İlişkiler kurdukça kendi kitlelerinin de oluştuğunu ifade eden Çavuş, "Yeni yeni kişiler katıldı. Agon da öyle oluştu. Agon’un içinde kurumlar var. Her kurumun içinde ayrı ayrı bölümler var. Bizde birkaç kişiden oluşan bir oyun belirleme kurumu var. Zaten Agon tek bir kişiye ait bir kurum değildir. Burası kolektif bir tiyatro topluluğudur” dedi.
‘İMKANSIZLIKLAR KARŞISINDA DOĞDUK’
Birilerinin bir şeyler yapması ve imkan yaratması gerektiğini düşündüklerini belirten Çavuş, “Ama bunlar olmadığı için bizlerin bir şey yapması gerekiyor. Ne yapacağız derken, hepimiz önce bir dağıldık. Farklı yerlerde çalıştık. Farklı şehirlerde kendimize uzmanlık alanları belirledik. Daha sonra da burayı kurmak için tekrar bir araya geldik. Biz burada kendimizi daha özgür bir şekilde anlatıyoruz. Burada bir sınır yok” diyerek, imkansızlıklar karşısında doğduklarını söyledi.
YARASI OLAN GOCUNUR
Türkiye'de tiyatrocuların taraf olmaya zorlandıklarını ancak bir taraf olmak istemediklerini ifade eden Çavuş, "Yaşamak için taraf olmana gerek yok. Vicdanın sana yeter. Sen bana politik anlamda hukuk sisteminden bahsederken, diğer tarafta açlıktan ölürken, söylenen şeyler beş para etmiyor benim için. Bu yüzden siyasi ve politik söylemlerden uzak duruyoruz ve sistem eleştirimizi bu şekilde ortaya koyuyoruz. Yarası olan gocunuyor zaten. Mesajımızı almak isteyen alıyor" dedi. Sanatın temel özeliklerinden birinin de birleştirmek olduğunu aktaran Çavuş, "Bir umuttur yani, sanatın temelinde güzele ulaşma vardır. Ona ulaşmaya çalışıyoruz" şeklinde konuştu.

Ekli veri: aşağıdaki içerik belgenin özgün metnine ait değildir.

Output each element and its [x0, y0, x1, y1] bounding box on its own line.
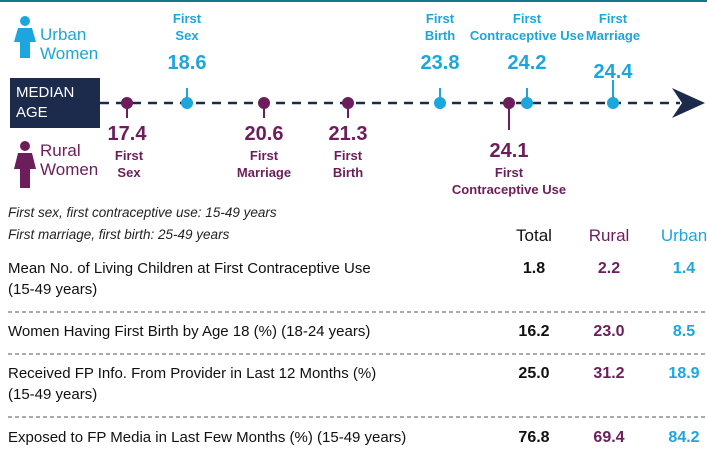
row-value: 1.8 [522, 260, 546, 277]
row-value: 2.2 [597, 260, 621, 277]
urban-event-label: First Sex [172, 11, 202, 43]
rural-legend: Rural Women [40, 141, 99, 179]
row-value: 76.8 [518, 429, 550, 446]
row-value: 16.2 [518, 323, 550, 340]
row-label: Women Having First Birth by Age 18 (%) (… [8, 323, 371, 340]
urban-dot [434, 97, 446, 109]
rural-event-label: First Sex [114, 148, 144, 180]
rural-dot [258, 97, 270, 109]
row-value: 69.4 [593, 429, 625, 446]
rural-event-label: First Birth [332, 148, 364, 180]
rural-dot [121, 97, 133, 109]
urban-age: 24.4 [593, 61, 633, 83]
row-value: 84.2 [668, 429, 700, 446]
rural-age: 21.3 [328, 123, 368, 145]
row-value: 23.0 [593, 323, 625, 340]
rural-age: 17.4 [107, 123, 147, 145]
urban-event-label: First Marriage [585, 11, 641, 43]
note: First sex, first contraceptive use: 15-4… [8, 205, 277, 220]
rural-age: 24.1 [489, 140, 529, 162]
timeline-arrow [672, 88, 705, 118]
urban-legend: Urban Women [40, 25, 99, 63]
urban-dot [181, 97, 193, 109]
urban-event-label: First Birth [424, 11, 456, 43]
rural-dot [503, 97, 515, 109]
column-header: Total [516, 226, 552, 245]
column-header: Urban [660, 226, 707, 245]
row-separators [8, 311, 707, 418]
rural-dot [342, 97, 354, 109]
row-value: 25.0 [518, 365, 550, 382]
column-header: Rural [588, 226, 630, 245]
urban-icon [14, 16, 36, 58]
row-label: Mean No. of Living Children at First Con… [8, 260, 371, 298]
urban-age: 23.8 [420, 52, 460, 74]
row-value: 1.4 [672, 260, 696, 277]
rural-age: 20.6 [244, 123, 284, 145]
row-label: Exposed to FP Media in Last Few Months (… [8, 429, 407, 446]
urban-dot [521, 97, 533, 109]
row-value: 18.9 [668, 365, 700, 382]
urban-dot [607, 97, 619, 109]
rural-event-label: First Marriage [236, 148, 292, 180]
median-label: MEDIAN AGE [16, 84, 75, 121]
urban-age: 24.2 [507, 52, 547, 74]
note: First marriage, first birth: 25-49 years [8, 227, 230, 242]
rural-icon [14, 141, 36, 188]
row-value: 31.2 [593, 365, 625, 382]
urban-event-label: First Contraceptive Use [469, 11, 585, 43]
urban-age: 18.6 [167, 52, 207, 74]
row-label: Received FP Info. From Provider in Last … [8, 365, 377, 403]
row-value: 8.5 [672, 323, 696, 340]
rural-event-label: First Contraceptive Use [451, 165, 567, 197]
median-box [10, 78, 100, 128]
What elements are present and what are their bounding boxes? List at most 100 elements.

İNSANI VE SİSTEMİ ANLATAN 4 FARKLI OYUN
Mersin Tiyatro Derneği'nin bu yıl 21 oyun sahnelediklerini bunlardan 4'ünün Agon'a ait olduğunu ifade eden Çavuş, bu oyunlardan sistemi anlatan "444" adlı oyunu sahnelediklerini, "Köpekler", "Hiç Kimsenin Öyküsü" ve "Tek Kişilik Cinayet" adlı oyunları ise önümüzdeki günlerde sahneleyeceklerini söyledi.
'KÖPEKLER'
Köpekler oyununda gücü elinde tutanın bu gücü nasıl kullanabileceğini anlattıklarını belirten Çavuş, "Kimde olduğu önemli değil. İnsanın doğası ile alakalı. Günümüze de geçmişe de aslında atıfta bulunabilen bir oyun. Bir çobanın sırdaşı olan, karar alma sürecinde ortağı olan 2 çoban köpeği var ve devlet kendi kararları kapsamında bu köpekler için ölüm kararı çıkarıyor. Biraz da Roboski de devletin katırlar için ölüm kararı çıkarması gibi bir sistem. Ve aynı zamanda devletin 2 köpeğin beslenmesine yapacağı masrafı yapmayarak, tasarrufa gitmesi yaklaşımını, çalınan, el altından götürülen servetleri görmezden gelmesini anlatıyor" dedi.
'HİÇ KİMSENİN ÖYKÜSÜ'
Hiç Kimsenin Öyküsü isimli oyunda ise tamamen insani bir noktaya dikkat çektiklerini ifade eden Çavuş, "İki düşman askerinin savaştan dönerken, aynı kompartımanda karşılaşması ve birbirini tanımadıkları için çok iyi anlaşabilirken, ilerleyen muhabbette birbirlerini tanımaları ile birlikte birbirlerine kin beslemeye başlamalarını anlatıyor. Bunun üzerinden aslında düşmanlıkları yaratanın insanın kendisi olduğunu anlatmaya çalışıyoruz. Hayatı bile kazanma, kaybetme şeklinde bir kumar olarak görmemize sebep olduğumuzu anlatıyoruz" dedi.
'TEK KİŞİLİK CİNAYET'
Tek Kişilik Cinayet oyununda ise insanın kendi içinde öldürdüğü karakterler üzerine oynanan bir oyun olduğunu aktaran Çavuş, "Toplumun kişi üzerinde yarattığı etki ile kişinin olmak istediği kişi arasında bağ kuruyor. Ve kişinin aslında kendisini topluma göre belirleyen bir kişilik hali aldığını kendisini öldürdüğünü sahneliyor. Yani aslında mahalle baskısı nedeniyle kendimiz olamıyor ve insani, taraflarımızı kaybettiğimizi anlatıyoruz" dedi.